Differential diagnosis is needed for poorly differentiated carcinomas and malignant melanomas, in addition to malignant lymphomas, such as anaplastic (plasmablastic) plasmacytoma (AP), Burkitt’s lymphoma, and DLBCL-NOS. Although a differential diagnosis of AP is especially difficult because of tumor cell morphology and immunohistochemical results that are similar to other subtypes, AP cases are usually preceded by a plasmacytoma such as multiple myeloma.
Because the positive value of EBER is significantly high in PBL patients, it has been suggested to use this value as a diagnostic tool. However, some plasmacytomas with no signs of immune system abnormalities exhibit plasmablast-like morphology with a particularly high EBER-positive rate. To differentiate the two diseases, it is important to use clinical findings (such as the presence of multiple myeloma and M protein) in addition to histopathological and immunohistological findings. The overall prognosis of PBL is poor [12,15]; however, the prognosis of PBL in HIV-positive patients has improved with the enhanced management of HIV symptoms, but it has worsened in HIV-negative patients, which include a large elderly population[7,15]. MYC/IgH translocation is observed in 70% of EBER-positive PBL patients, and, interestingly, these patients have a notably worse PBL prognosis, presenting with an endemic Burkitt lymphoma-like phenotype and symptoms[22,23].
The management of PBL is based mainly on early aggressive chemotherapy. Cyclophosphamide, doxorubicin, vincristine, and prednisone (CHOP) and CHOP-like regimens are commonly used with a good overall response rate but have a high relapse rate and poor overall survival.

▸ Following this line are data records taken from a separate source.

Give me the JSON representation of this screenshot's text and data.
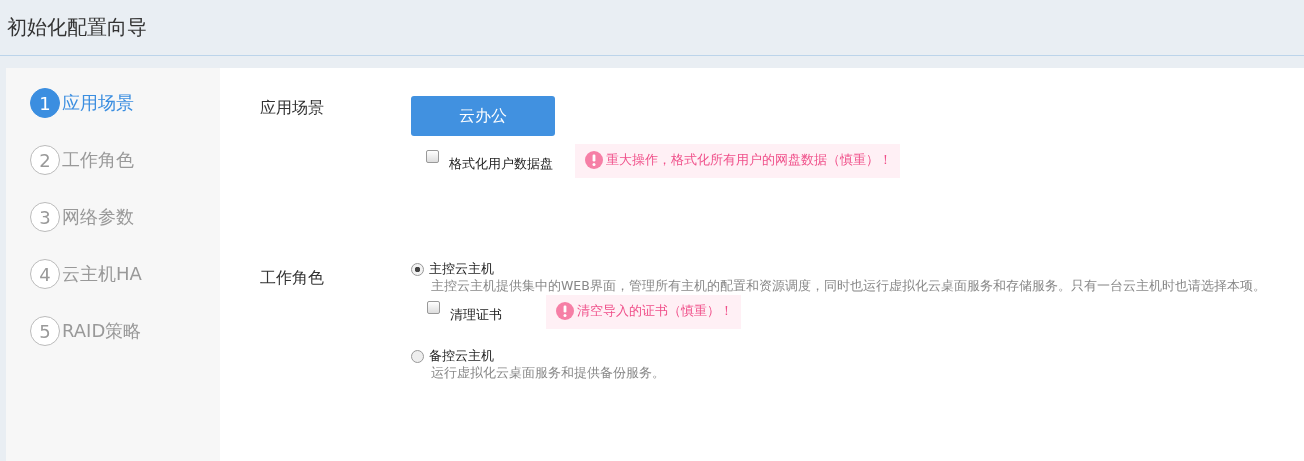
{
  "window": {
    "title": "初始化配置向导"
  },
  "steps": [
    {
      "number": "1",
      "label": "应用场景",
      "selected": true
    },
    {
      "number": "2",
      "label": "工作角色",
      "selected": false
    },
    {
      "number": "3",
      "label": "网络参数",
      "selected": false
    },
    {
      "number": "4",
      "label": "云主机HA",
      "selected": false
    },
    {
      "number": "5",
      "label": "RAID策略",
      "selected": false
    }
  ],
  "sections": [
    {
      "kind": "scene",
      "label": "应用场景",
      "button": "云办公",
      "option": {
        "label": "格式化用户数据盘",
        "checked": false
      },
      "warning": "重大操作，格式化所有用户的网盘数据（慎重）！"
    },
    {
      "kind": "roles",
      "label": "工作角色",
      "roles": [
        {
          "name": "主控云主机",
          "selected": true,
          "description": "主控云主机提供集中的WEB界面，管理所有主机的配置和资源调度，同时也运行虚拟化云桌面服务和存储服务。只有一台云主机时也请选择本项。",
          "option": {
            "label": "清理证书",
            "checked": false
          },
          "warning": "清空导入的证书（慎重）！"
        },
        {
          "name": "备控云主机",
          "selected": false,
          "description": "运行虚拟化云桌面服务和提供备份服务。"
        }
      ]
    }
  ]
}
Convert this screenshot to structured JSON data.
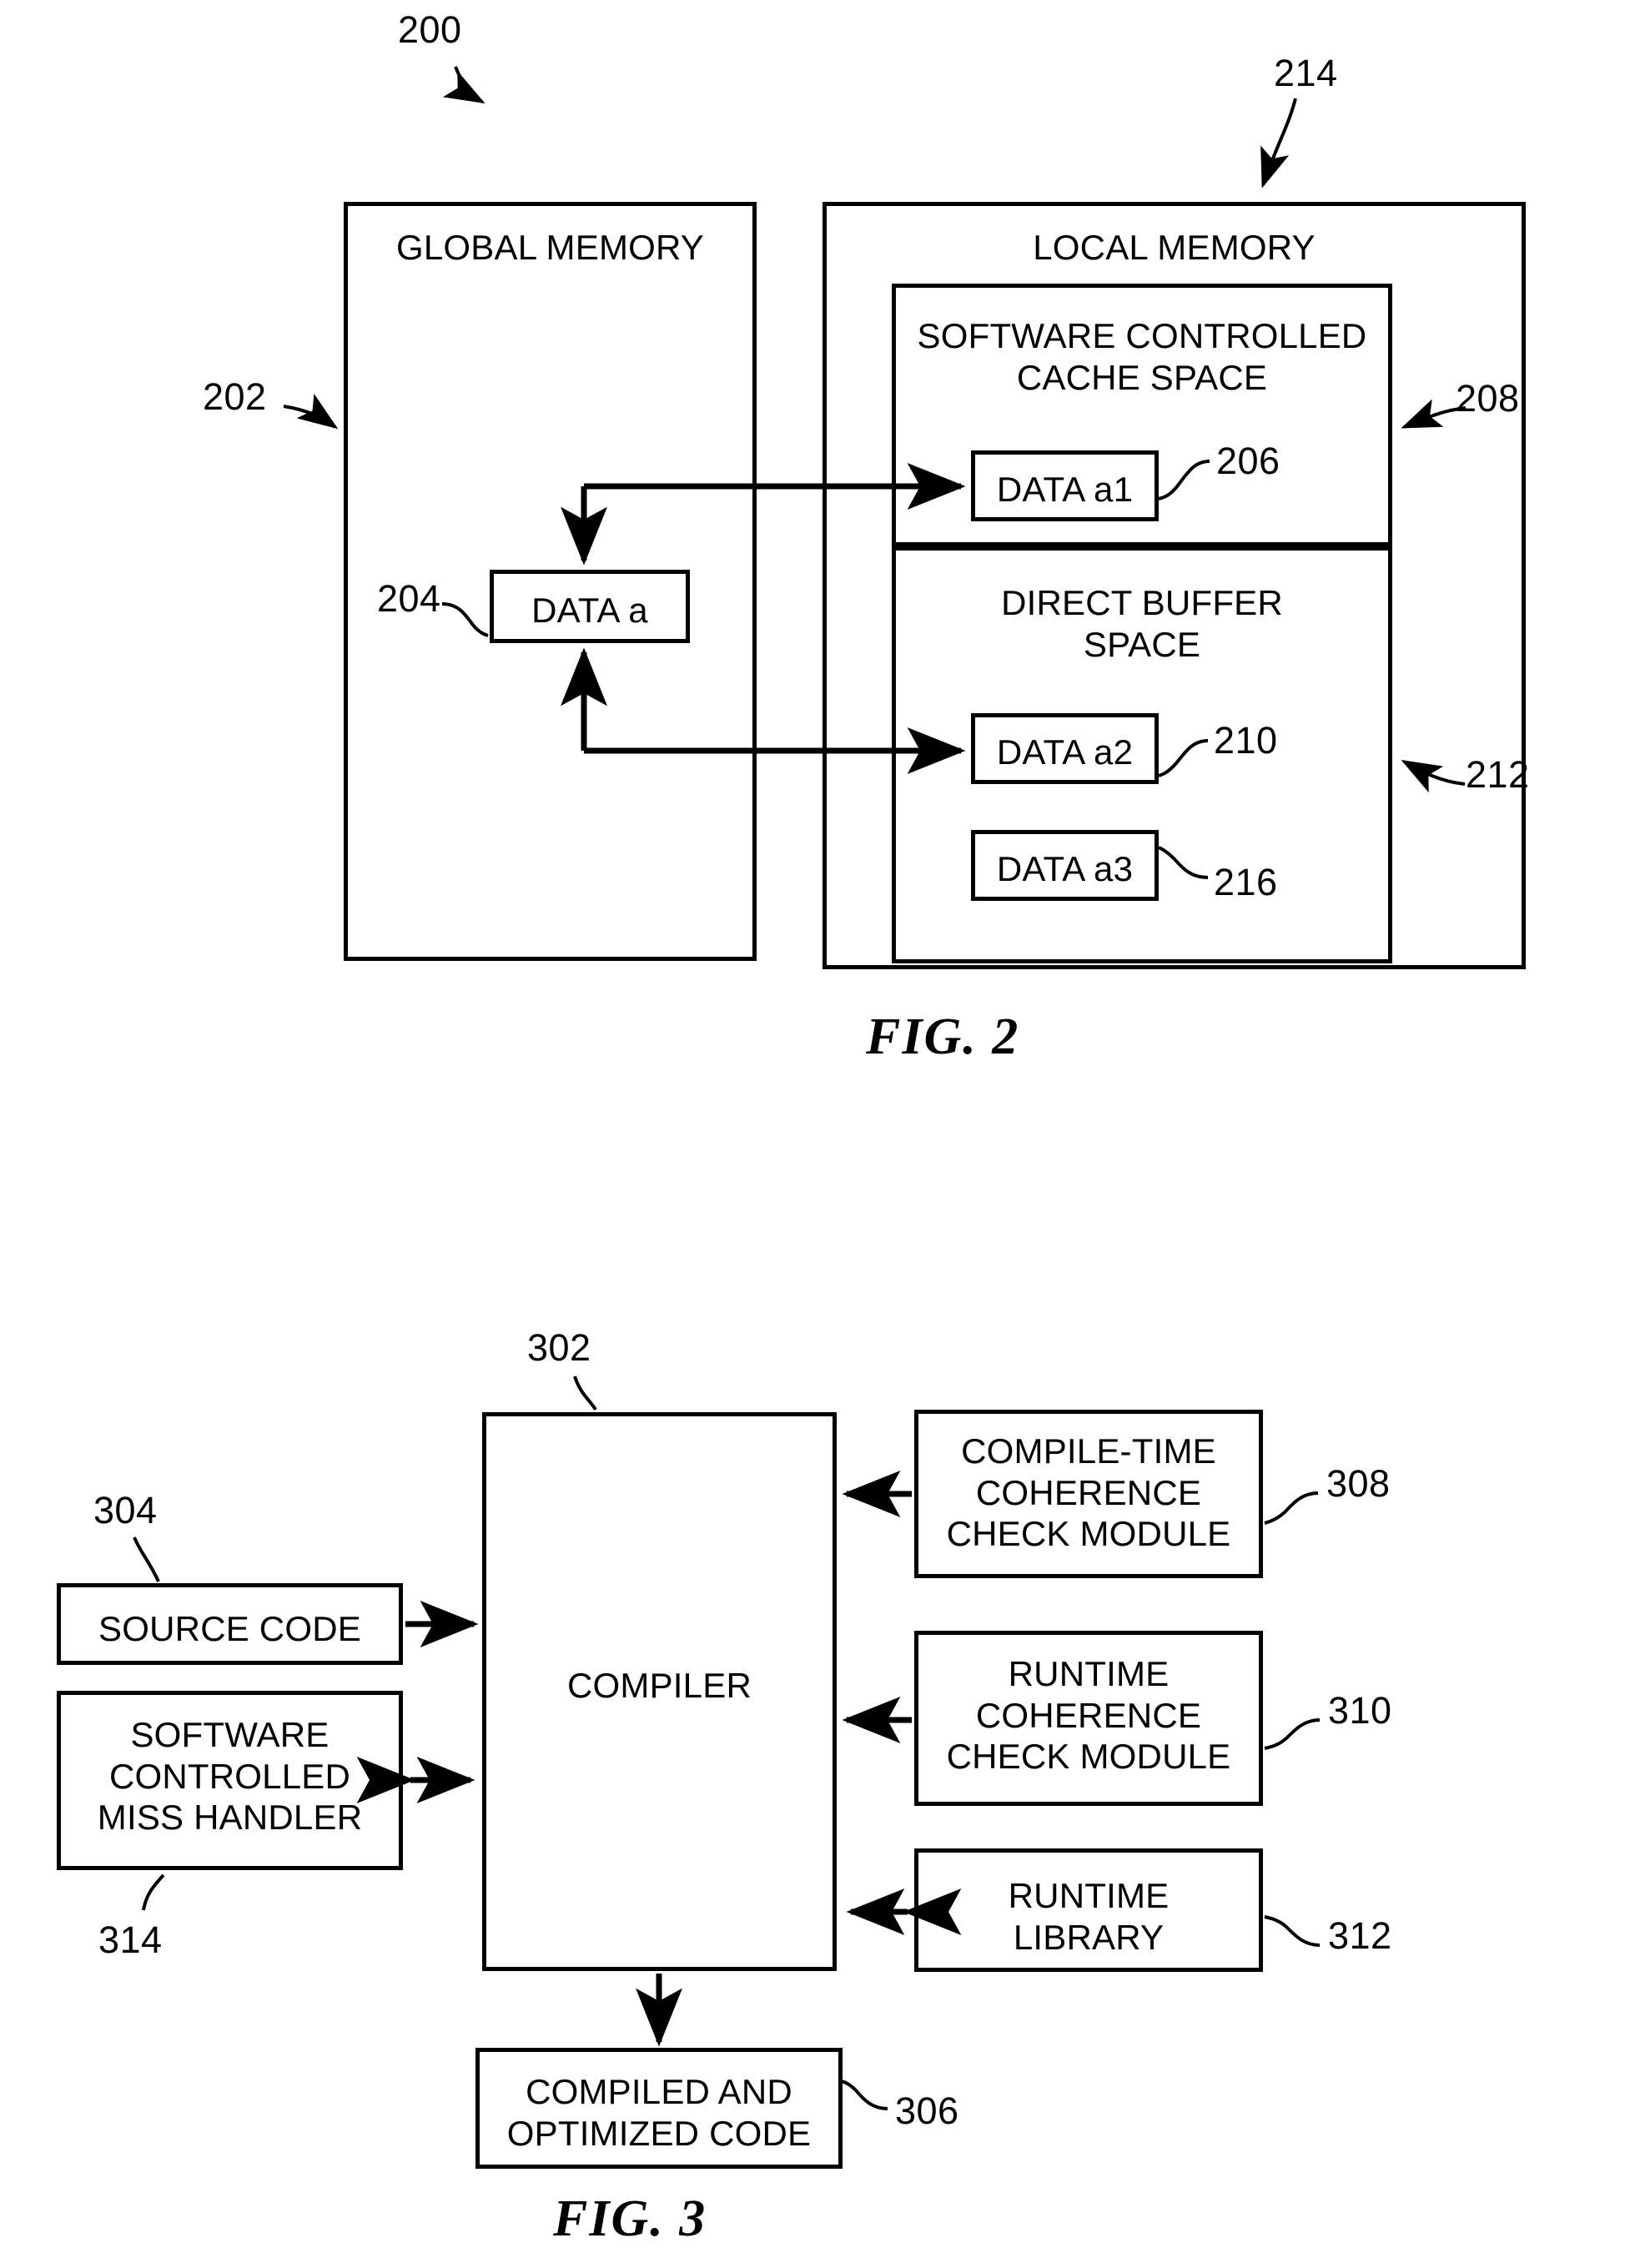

In our case, no primary carcinoma was detected in any organs at autopsy. In cases of malignant melanoma, tumor cells are immunohistochemically positive for melanosomes and S-100 protein, and Burkitt’s lymphomas expresses LCA, CD20, and CD79a. A differential diagnosis between PBL and plasmacytoma is often difficult without histological examination. Because PBL is composed almost entirely of blast cells, plasmacytoma typically consists of mature plasma cells. Therefore, the morphology and immunophenotype of both tumor cells, as well as clinical features, are essential for an accurate diagnosis of PBL.
The condition of the patient rapidly deteriorated because we failed to provide proper treatment due to the unsuccessful initial histopathological examination of the liver biopsy. If biopsy specimens show similar pathological features to those presented in this study, a differential diagnosis of PBL and an immunohistochemical analysis of CD138 and EBER are urgently needed. Although there is one reported case of PBL originating in the liver, to our knowledge, this is the first case report of PBL that occurred in the liver without HIV infection. Because extra-oral PBL can occur in HIV-negative patients and has a poor prognosis, it should be included as a differential diagnosis in cases of suspected hepatic lymphoma.